Several critics of Saied have been targeted by authorities ahead of the election, in what the opposition believes is a campaign of intimidation to curtail dissent against the Tunisian leader. Opponents have been jailed by military courts, detained on unsubstantial charges, and investigated under the infamous new cybercrime law Decree 54.
Rights groups say military trials of civilians have become more and more common in Tunisia since Saied’s power grab.

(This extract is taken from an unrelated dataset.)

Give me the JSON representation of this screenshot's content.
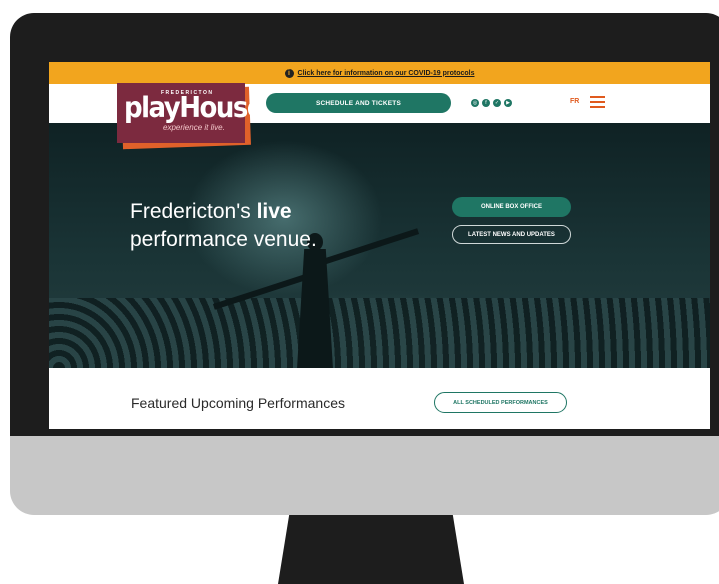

The overall disinterest in voting represents a blow to the chief of state, who was hoping to secure public support to legitimise the final pillar of his remaking of Tunisian politics, which included introducing a new legislature stripped of most powers under constitutional changes.
Amendments to the electoral law, which have reduced the role of political parties, may have contributed to a low voter turnout. But the widespread political fatigue of the Tunisian electorate over a powerless assembly was a crucial factor behind the disappointing result.
The outcome may undermine the legitimacy of the president and the upcoming parliament, which will be largely toothless under a hyper-presidential constitution that makes it almost impossible for it to dismiss the government or hold the president to account.
“It’s very hard to justify the legitimacy of a political regime without popular backing,” Aymen Zaghdoudi, professor assistant of public law at the Institute of Press and Information Sciences in Tunis, told The New Arab. “Such a turnout could impede the progress of the political project of Saied”.
Zaghdoudi noted how the election has shown that Tunisians are “totally disconnected” from the political process. “What matters to Tunisians is how the government is going to rule in a way that brings solutions to their daily lives,” he affirmed.
The Tunisian academic also said that the entry of new MPs will likely result in future political tensions. “It will result in a mosaic where it’s very difficult to get a clear majority, instability is set to remain,” he said.
The new assembly, by bringing in a whole set of individuals each with their different programmes and ideas, may lead to a fragmented legislative body with divisions likely to emerge among the future representatives.
Alessandra Bajec is a freelance journalist currently based in Tunis.